Liberal commentators are highly critical of President Donald Trump for what they see as a cozy relationship with Russian President Vladimir Putin. But in their fury they’re missing the bigger picture: Trump’s stance on Russia may augur a return to a consensus between the U.S. and Russia on how to run the world.
At the Yalta and Potsdam conferences in 1945, the leaders of the allied coalition—the U.S., U.K, and Soviet Union—that defeated the Axis powers proclaimed a peacetime grand alliance, intending to use their collective power to guarantee peace and security for all countries. Implicit in this perspective was the division of the world into spheres of influence that would both separate and harmonize the interests of the three great powers.
That collaboration would be buttressed by multilateral institutions such as the newly created United Nations. The UN Security Council’s much-maligned veto system was designed to ensure great power consensus on critical security issues, while the Council of Foreign Ministers established at Potsdam was tasked to negotiate postwar Europe’s territorial-political order.

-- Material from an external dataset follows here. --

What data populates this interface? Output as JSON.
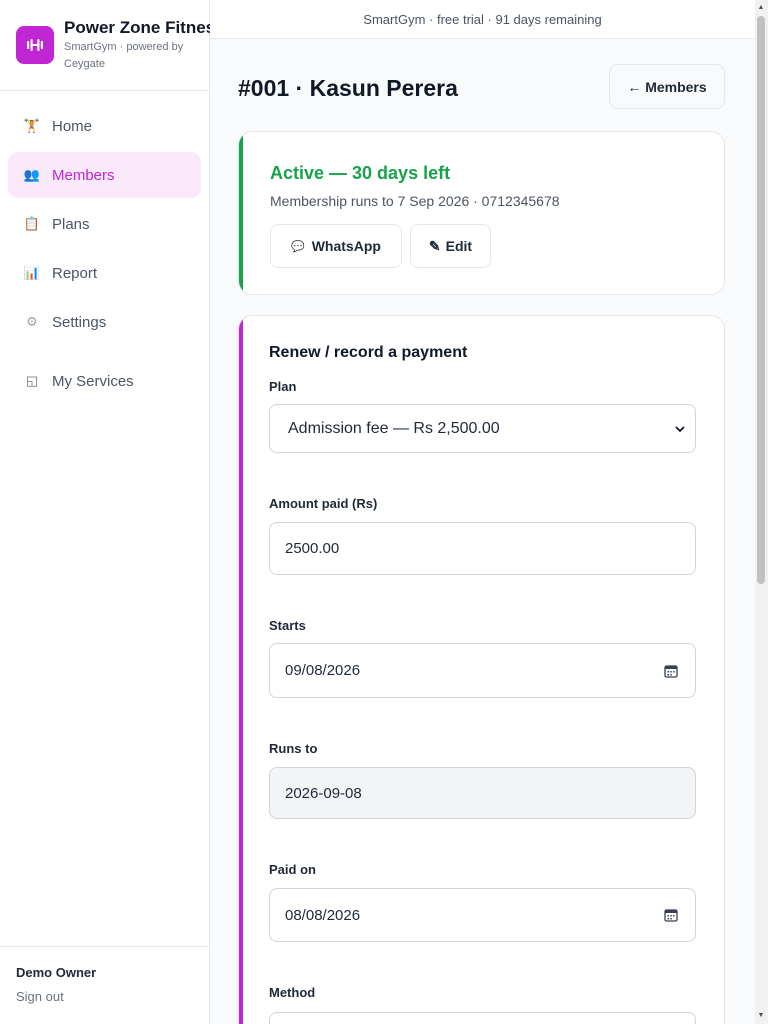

This new world order would be based on some shared values, including protections for freedom, democracy, and human rights. But none of the great powers would have the right to impose their politics and culture on the rest of the world. Free trade economics would spread but would coexist with other forms of economic organization. Above all, this projected postwar order would be based on one fundamental universal moral value: no more war.
Alas, this idealistic great power compact collapsed when the grand alliance itself disintegrated shortly after the war, not least because of lack of clarity about the spheres of influence arrangement. A far worse alternative—the Cold War—ensued, ushering in an era of dangerous conflict and confrontation that spawned numerous wars, military interventions, brutal dictators, coups, and catastrophes, as well as the proliferation of nuclear arsenals that continue to threaten the very existence of humanity.
When Trump spoke about American-Russian cooperation during World War IIat his press conference with Putin in Helsinki, the American president alluded, perhaps, to the possibility of a grand alliance alternative to the conflicts and tensions of the post-Cold War era.
If so, he will find a willing partner in Putin. A yearning for a return to the grand alliance has been a persistent theme of Russian foreign policy. After 9/11, Putin offered such an alliance to George W. Bush, but was spurned in favor of American unilateralism in Iraq and Afghanistan. Under Barack Obama, the so-called reset in U.S.-Russian relations promised a return to collaboration, but such hopes were dashed by Western military intervention in Libya in 2011 and by Russia’s unilateral response to the Ukrainian civil war in 2014.
A new grand alliance may seem like a utopian dream. But history shows that cooperation between the world’s two great nuclear powers is both possible and necessary. Franklin Roosevelt collaborated with Stalin to defeat Hitler. Eisenhower worked to defuse the tensions of the Cold War after Stalin’s death in 1953. Brezhnev and Nixon created the détente of the 1970s. Reagan abandoned his hardline anti-Soviet policies and embraced Gorbachev’s glasnost revolution in the U.S.S.R.
Trump did not betray America in Helsinki; he opened a dialogue with Putin that could and should lead to fruitful and potentially far-reaching collaboration between the U.S. and Russia.
Standing in the way of cooperation are the fraught U.S. domestic politics of the Russiagate controversy. Unfortunately, it’s doubtful that Trump has either the temperament or the political skills to navigate his way to a beneficial partnership with Putin’s Russia.